I'm glad that this story of a rebellious reporter and the editor who tries to stop him escaping to the Good Life of advertising has not been tidied up too much. A line like "I wouldn't even cover the Last Supper if they held it at the Ambassadors" may seem pretty banal today, but you realise how outrageous it must have seemed when it was written. Most of the film is very theatrical, but when the cameras do get out of doors and away from the stage sets, there is a very funny parody of the car-chase sequences of the period. The plot is so good that I should hate to reveal any of it to readers who don't know it; except to say that as a comment on the awfulness of police, politicians, psychiatrists and newspapermen it is much more robust than anything we might produce today.
This exceptionally entertaining film has Jack Lemmon as the rebellious reporter, Walter Matthau as his boss and a script written by Billy Wilder in collaboration with I. A. L. Diamond.
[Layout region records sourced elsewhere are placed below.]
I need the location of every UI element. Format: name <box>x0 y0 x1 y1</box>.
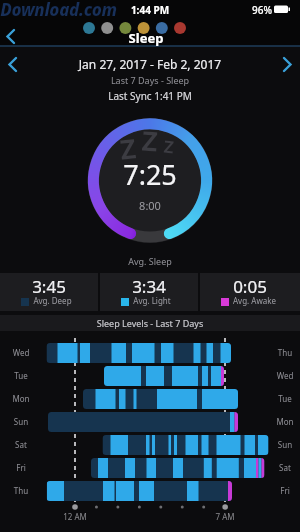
staticText: Last 7 Days - Sleep <box>40 74 260 86</box>
staticText: Z <box>118 129 138 168</box>
staticText: 12 AM <box>55 511 95 522</box>
staticText: 3:45 <box>0 275 98 298</box>
staticText: Wed <box>269 370 300 381</box>
staticText: Sleep <box>106 29 186 47</box>
staticText: Download.com <box>0 0 117 21</box>
staticText: Fri <box>269 485 300 496</box>
button[interactable] <box>0 22 40 46</box>
staticText: Sat <box>6 439 36 450</box>
staticText: Avg. Sleep <box>90 255 210 267</box>
staticText: Jan 27, 2017 - Feb 2, 2017 <box>40 56 260 72</box>
staticText: Sleep Levels - Last 7 Days <box>0 317 300 329</box>
staticText: Fri <box>6 462 36 473</box>
staticText: 96% <box>248 3 272 17</box>
staticText: 0:05 <box>200 275 300 298</box>
button[interactable] <box>2 54 28 74</box>
staticText: Thu <box>6 485 36 496</box>
staticText: 7 AM <box>205 511 245 522</box>
staticText: Mon <box>6 393 36 404</box>
button[interactable] <box>200 273 300 311</box>
staticText: Sun <box>6 416 36 427</box>
staticText: Avg. Deep <box>33 295 72 306</box>
staticText: Mon <box>269 416 300 427</box>
staticText: Last Sync 1:41 PM <box>40 89 260 103</box>
staticText: Avg. Light <box>133 295 171 306</box>
staticText: Sun <box>269 439 300 450</box>
staticText: Tue <box>6 370 36 381</box>
button[interactable] <box>274 54 300 74</box>
staticText: 1:44 PM <box>110 3 190 17</box>
staticText: 8:00 <box>90 198 210 213</box>
button[interactable] <box>0 273 98 311</box>
staticText: Wed <box>6 347 36 358</box>
staticText: Z <box>141 122 159 160</box>
staticText: Sat <box>269 462 300 473</box>
staticText: 3:34 <box>100 275 198 298</box>
staticText: Z <box>163 134 175 158</box>
staticText: Avg. Awake <box>233 295 276 306</box>
staticText: Tue <box>269 393 300 404</box>
button[interactable] <box>100 273 198 311</box>
staticText: 7:25 <box>90 156 210 193</box>
staticText: Thu <box>269 347 300 358</box>
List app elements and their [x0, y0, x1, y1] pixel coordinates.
The settings are superbly right for the period, but not for a moment would you suppose you were watching a film made forty years ago. The writers of today have been liberated — if that is the word I want — and the jokes and the language used by the newspapermen are more lurid and indelicate than anything you would find in vintage Hollywood. This, I think, is a pity. I have never gone along with the argument that a story about people who normally use obscenities should feature those obscenities.
But there I go again, revealing my greatest deficiency as a film reviewer. I really care about words.